Case Study: Manufacturing Throughput Crisis

Industry: Precision Manufacturing Problem Type: Operations Duration: 6 weeks Outcome: 45% throughput increase


The Situation

A precision manufacturing company producing aerospace components faced a throughput crisis. Despite significant investment in new CNC equipment, output had plateaued. Customer orders were backlogging, and the company was at risk of losing key contracts.

What we heard initially:

  • "The new machines aren't performing to spec"
  • "We need to add a night shift"
  • "The operators need more training"

The Investigation

Week 1-2: Symptom Mapping

We started by documenting exactly what "throughput crisis" meant:

  • Output: 850 units/week (target: 1,200)
  • Utilization: 62% (claimed), actual TBD
  • Backlog: 6 weeks and growing
  • Quality: 4.2% rejection rate

Week 2-3: Process Tracing

We followed the flow from raw material to shipping:

  1. Material receiving: No delays observed
  2. Machining (3 CNC cells): High variability in cycle times
  3. Deburring: Manual, consistent pace
  4. Inspection: Significant queuing observed
  5. Assembly: Waiting for inspected parts
  6. Shipping: On-time once parts available

The inspection queue was the first clue. Parts were piling up waiting for quality verification.

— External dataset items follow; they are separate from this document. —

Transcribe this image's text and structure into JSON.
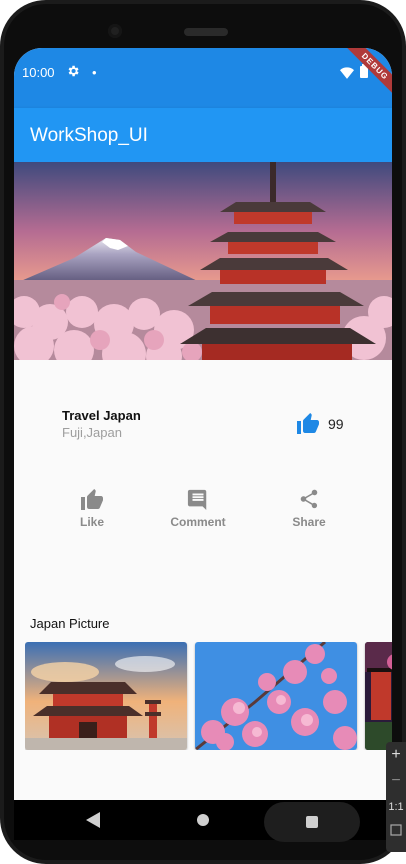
{
  "status_bar": {
    "time": "10:00",
    "dot": "•",
    "debug_banner": "DEBUG",
    "icons": [
      "gear-icon",
      "wifi-icon",
      "battery-icon"
    ]
  },
  "app_bar": {
    "title": "WorkShop_UI",
    "color": "#2196f3"
  },
  "post": {
    "title": "Travel Japan",
    "subtitle": "Fuji,Japan",
    "like_count": "99"
  },
  "actions": [
    {
      "label": "Like",
      "icon": "thumb-up-icon"
    },
    {
      "label": "Comment",
      "icon": "comment-icon"
    },
    {
      "label": "Share",
      "icon": "share-icon"
    }
  ],
  "gallery": {
    "label": "Japan Picture"
  },
  "zoom_controls": {
    "plus": "+",
    "minus": "−",
    "ratio": "1:1"
  },
  "colors": {
    "accent": "#1e88e5",
    "action_grey": "#8a8a8a"
  }
}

Week 3-4: Root Cause Analysis

Inspection Bottleneck

The quality department had three inspectors. Inspection time averaged 12 minutes per part. Capacity: ~120 parts per day across all inspectors.

Production was capable of ~200 parts per day.

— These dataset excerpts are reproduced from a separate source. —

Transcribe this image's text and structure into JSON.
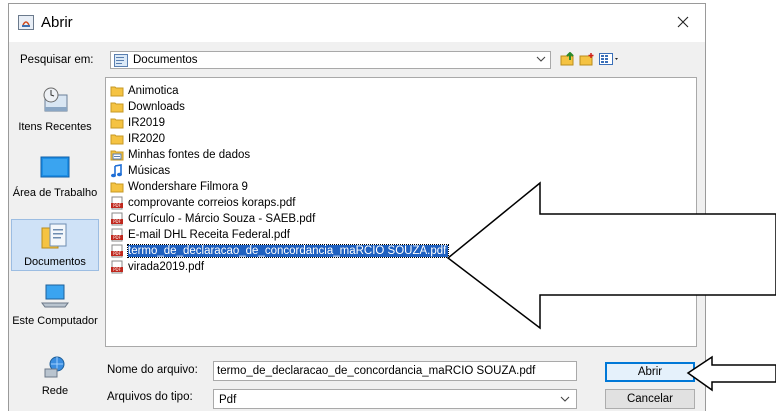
{
  "window": {
    "title": "Abrir"
  },
  "lookin": {
    "label": "Pesquisar em:",
    "value": "Documentos"
  },
  "places": [
    {
      "label": "Itens Recentes",
      "icon": "recent-items-icon"
    },
    {
      "label": "Área de Trabalho",
      "icon": "desktop-icon"
    },
    {
      "label": "Documentos",
      "icon": "documents-icon"
    },
    {
      "label": "Este Computador",
      "icon": "computer-icon"
    },
    {
      "label": "Rede",
      "icon": "network-icon"
    }
  ],
  "files": [
    {
      "name": "Animotica",
      "type": "folder"
    },
    {
      "name": "Downloads",
      "type": "folder"
    },
    {
      "name": "IR2019",
      "type": "folder"
    },
    {
      "name": "IR2020",
      "type": "folder"
    },
    {
      "name": "Minhas fontes de dados",
      "type": "datasource"
    },
    {
      "name": "Músicas",
      "type": "music"
    },
    {
      "name": "Wondershare Filmora 9",
      "type": "folder"
    },
    {
      "name": "comprovante correios koraps.pdf",
      "type": "pdf"
    },
    {
      "name": "Currículo - Márcio Souza - SAEB.pdf",
      "type": "pdf"
    },
    {
      "name": "E-mail DHL Receita Federal.pdf",
      "type": "pdf"
    },
    {
      "name": "termo_de_declaracao_de_concordancia_maRCIO SOUZA.pdf",
      "type": "pdf",
      "selected": true
    },
    {
      "name": "virada2019.pdf",
      "type": "pdf"
    }
  ],
  "filename": {
    "label": "Nome do arquivo:",
    "value": "termo_de_declaracao_de_concordancia_maRCIO SOUZA.pdf"
  },
  "filetype": {
    "label": "Arquivos do tipo:",
    "value": "Pdf"
  },
  "buttons": {
    "open": "Abrir",
    "cancel": "Cancelar"
  },
  "colors": {
    "selection": "#1e60c0",
    "dialog_bg": "#f0f0f0",
    "folder": "#f5c342",
    "pdf": "#c0281e"
  }
}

No matter how fast production ran, inspection could only process 120 parts daily. The gap accumulated as backlog.

But why was inspection so slow?

We dug deeper. Inspectors were following an outdated procedure that required:

  • 23-point manual measurement
  • Full documentation on paper forms
  • Secondary verification for every part

This procedure was written when the company produced 15 different part numbers. They now produced 180. The procedure had never been updated.

Secondary finding: Setup time waste

While investigating, we noticed machine setup times varied wildly: 45 minutes to 4 hours for the same part. Tribal knowledge problem. Some operators knew the tricks; others didn't. See Field Note: Tribal Knowledge.

The Findings

Root cause 1: Inspection procedure misaligned with current production volume and part variety. Designed for a different era.

Root cause 2: Undocumented setup procedures leading to variable machine utilization.

Contributing factors:

  • No capacity planning across departments
  • Inspection treated as separate from production
  • Resistance to procedure changes due to aerospace certification concerns

The Recommendations

Immediate (Week 1-2)

  1. Risk-stratify inspection

    • Not all parts need 23 measurement points
    • Implement tiered inspection based on part criticality and history
    • Predicted reduction: 23 points → average of 8 points
  2. Cross-train for flexibility

    • Train two production supervisors on basic inspection
    • Allow overflow capacity during peaks

Short-term (Month 1-2)

  1. Document setup procedures

    • Capture best practices from experienced operators
    • Create standardized setup sheets per part family
    • Target: 90-minute maximum setup time
  2. Digital inspection forms

    • Eliminate paper documentation
    • Reduce transcription errors
    • Enable real-time quality tracking

Medium-term (Month 2-4)

  1. Capacity alignment

    • Match production scheduling to inspection capacity
    • Eliminate production of parts that will sit in queue
  2. Quality engineering review

    • With aerospace auditor present
    • Formally revise inspection procedures
    • Certify the streamlined process

The Implementation

The client implemented recommendations 1-4. Recommendation 5 was partially implemented. Recommendation 6 was deferred due to an upcoming customer audit.

The Outcome

After 3 months:

  • Output: 1,240 units/week (target exceeded)
  • Utilization: 78%
  • Backlog: 2 weeks (within normal)
  • Quality: 3.8% rejection rate (improved)

Quantified impact:

  • 45% throughput increase
  • $2.1M additional annual revenue capacity
  • 0 new equipment purchases needed
  • 0 additional headcount required

Key Lessons

The bottleneck was invisible

Everyone was looking at production. The constraint was in quality. See Field Note: Finding the Bottleneck.

Procedures fossilize

What was appropriate 10 years ago wasn't appropriate today. But no one had questioned it. "That's how we've always done it."

Documentation matters

The setup time variability was pure tribal knowledge. Once captured, the benefit was immediate.

Systems, not people

The inspectors weren't slow. The procedure was wrong. The operators weren't inconsistent. The knowledge transfer was missing.


The solution to a production problem was found in the quality lab.